I have been looking at XML and HTML libraries on rubyforge for a simple way to pull data out of a web page. For example if I want to parse a user page on stackoverflow how
try hpricot, its well... awesome
I've used it several times for screen scraping.
Something I ran into trying to do this before is that few web pages are well-formed XML documents. Hpricot may be able to deal with that (I haven't used it) but when I was doing a similar project in the past (using Python and its library's built in parsing functions) it helped to have a pre-processor to clean up the HTML. I used the python bindings for HTML Tidy as this and it made life a lot easier. Ruby bindings are here but I haven't tried them.
Good luck!
Hpricot is over !
Use Nokogiri now.
Unfortunately stackoverflow is claiming to be XML but actually isn't. Hpricot however can parse this tag soup into a tree of elements for you.
require 'hpricot'
require 'open-uri'
doc = Hpricot(open("http://stackoverflow.com/users/19990/armin-ronacher"))
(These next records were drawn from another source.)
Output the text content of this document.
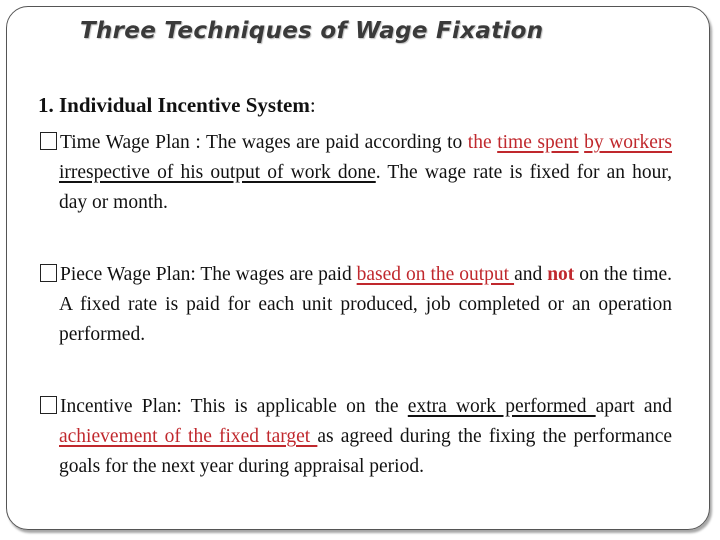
Three Techniques of Wage Fixation
1. Individual Incentive System:
Time Wage Plan : The wages are paid according to the time spent by workers irrespective of his output of work done. The wage rate is fixed for an hour, day or month.
Piece Wage Plan: The wages are paid based on the output and not on the time. A fixed rate is paid for each unit produced, job completed or an operation performed.
Incentive Plan: This is applicable on the extra work performed apart and achievement of the fixed target as agreed during the fixing the performance goals for the next year during appraisal period.
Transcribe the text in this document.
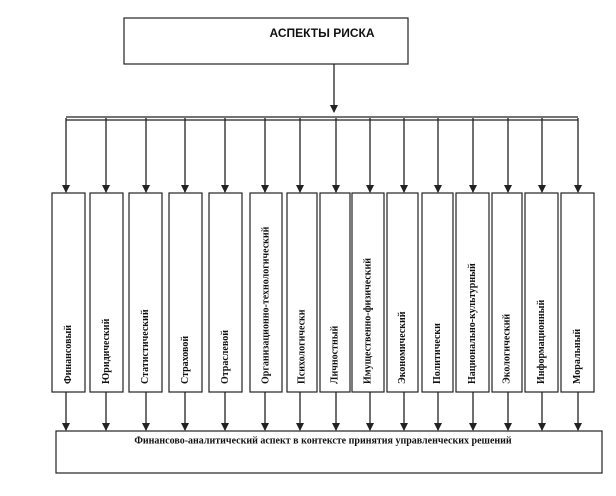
АСПЕКТЫ РИСКА
Финансовый	Юридический	Статистический	Страховой	Отраслевой	Организационно-технологический	Психологически Личностный Имущественно-физический Экономический Политически Национально-культурный Экологический Информационный	Моральный
Финансово-аналитический аспект в контексте принятия управленческих решений
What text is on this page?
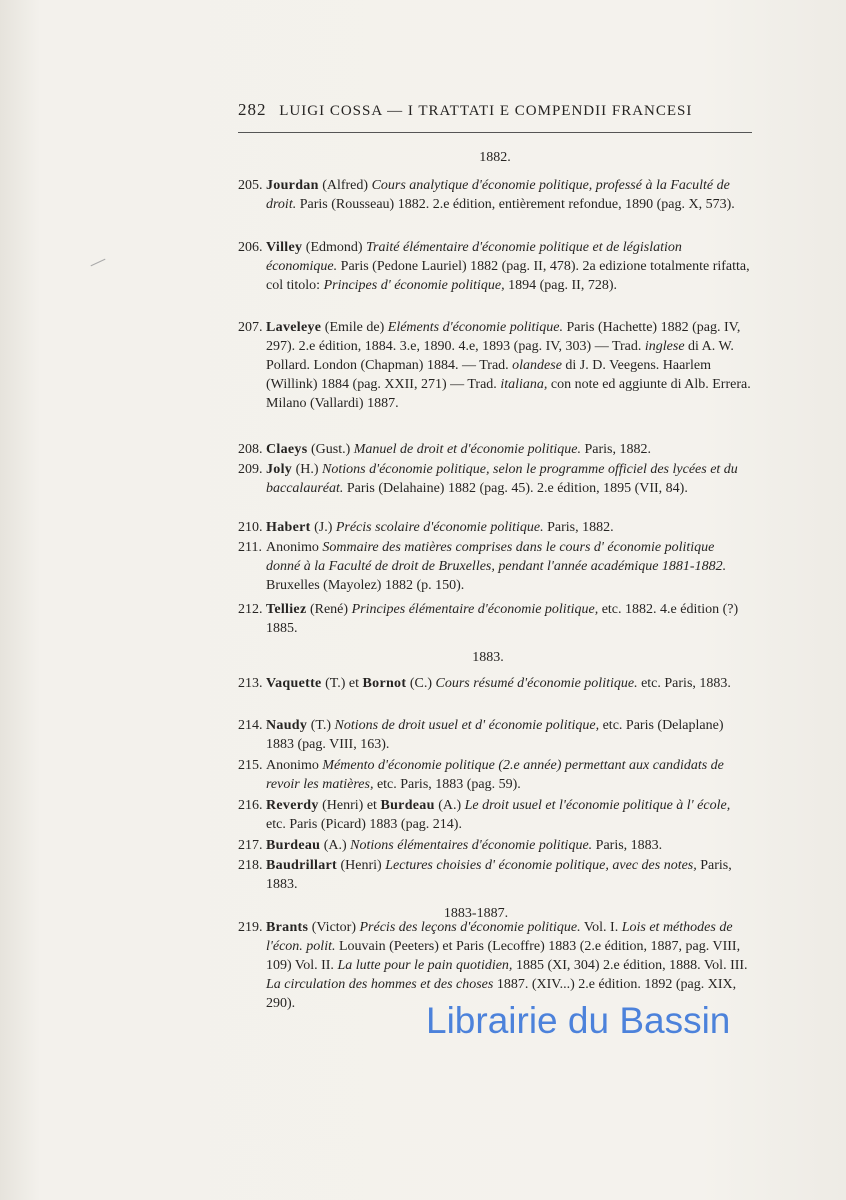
282 LUIGI COSSA — I TRATTATI E COMPENDII FRANCESI
1882.
205. Jourdan (Alfred) Cours analytique d'économie politique, professé à la Faculté de droit. Paris (Rousseau) 1882. 2.e édition, entièrement refondue, 1890 (pag. X, 573).
206. Villey (Edmond) Traité élémentaire d'économie politique et de législation économique. Paris (Pedone Lauriel) 1882 (pag. II, 478). 2a edizione totalmente rifatta, col titolo: Principes d' économie politique, 1894 (pag. II, 728).
207. Laveleye (Emile de) Eléments d'économie politique. Paris (Hachette) 1882 (pag. IV, 297). 2.e édition, 1884. 3.e, 1890. 4.e, 1893 (pag. IV, 303) — Trad. inglese di A. W. Pollard. London (Chapman) 1884. — Trad. olandese di J. D. Veegens. Haarlem (Willink) 1884 (pag. XXII, 271) — Trad. italiana, con note ed aggiunte di Alb. Errera. Milano (Vallardi) 1887.
208. Claeys (Gust.) Manuel de droit et d'économie politique. Paris, 1882.
209. Joly (H.) Notions d'économie politique, selon le programme officiel des lycées et du baccalauréat. Paris (Delahaine) 1882 (pag. 45). 2.e édition, 1895 (VII, 84).
210. Habert (J.) Précis scolaire d'économie politique. Paris, 1882.
211. Anonimo Sommaire des matières comprises dans le cours d' économie politique donné à la Faculté de droit de Bruxelles, pendant l'année académique 1881-1882. Bruxelles (Mayolez) 1882 (p. 150).
212. Telliez (René) Principes élémentaire d'économie politique, etc. 1882. 4.e édition (?) 1885.
1883.
213. Vaquette (T.) et Bornot (C.) Cours résumé d'économie politique. etc. Paris, 1883.
214. Naudy (T.) Notions de droit usuel et d' économie politique, etc. Paris (Delaplane) 1883 (pag. VIII, 163).
215. Anonimo Mémento d'économie politique (2.e année) permettant aux candidats de revoir les matières, etc. Paris, 1883 (pag. 59).
216. Reverdy (Henri) et Burdeau (A.) Le droit usuel et l'économie politique à l' école, etc. Paris (Picard) 1883 (pag. 214).
217. Burdeau (A.) Notions élémentaires d'économie politique. Paris, 1883.
218. Baudrillart (Henri) Lectures choisies d' économie politique, avec des notes, Paris, 1883.
1883-1887.
219. Brants (Victor) Précis des leçons d'économie politique. Vol. I. Lois et méthodes de l'écon. polit. Louvain (Peeters) et Paris (Lecoffre) 1883 (2.e édition, 1887, pag. VIII, 109) Vol. II. La lutte pour le pain quotidien, 1885 (XI, 304) 2.e édition, 1888. Vol. III. La circulation des hommes et des choses 1887. (XIV...) 2.e édition. 1892 (pag. XIX, 290).	Librairie du Bassin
reputation = (doc / "td.summaryinfo div.summarycount").text.gsub(/[^\d]+/, "").to_i
And so forth.
I always really like what Ilya Grigorik writes, and he wrote up a nice post about using hpricot.
I also read this post a while back and it looks like it would be useful for you.
Haven't done either myself, so YMMV but these seem pretty useful.
it seems to be an old topic but here is a new one. Example getting reputation:
#!/usr/bin/env ruby
require 'rubygems'
require 'hpricot'
require 'open-uri'
user = "619673/100kg"
html = "http://stackoverflow.com/users/%s?tab=reputation"
page = html % user
puts page
doc = Hpricot(open(page))
pars = Array.new
doc.search("div[@class='subheader user-full-tab-header']/h1/span[@class='count']").text.each do |p|
pars << p
end
puts "reputation " + pars[0]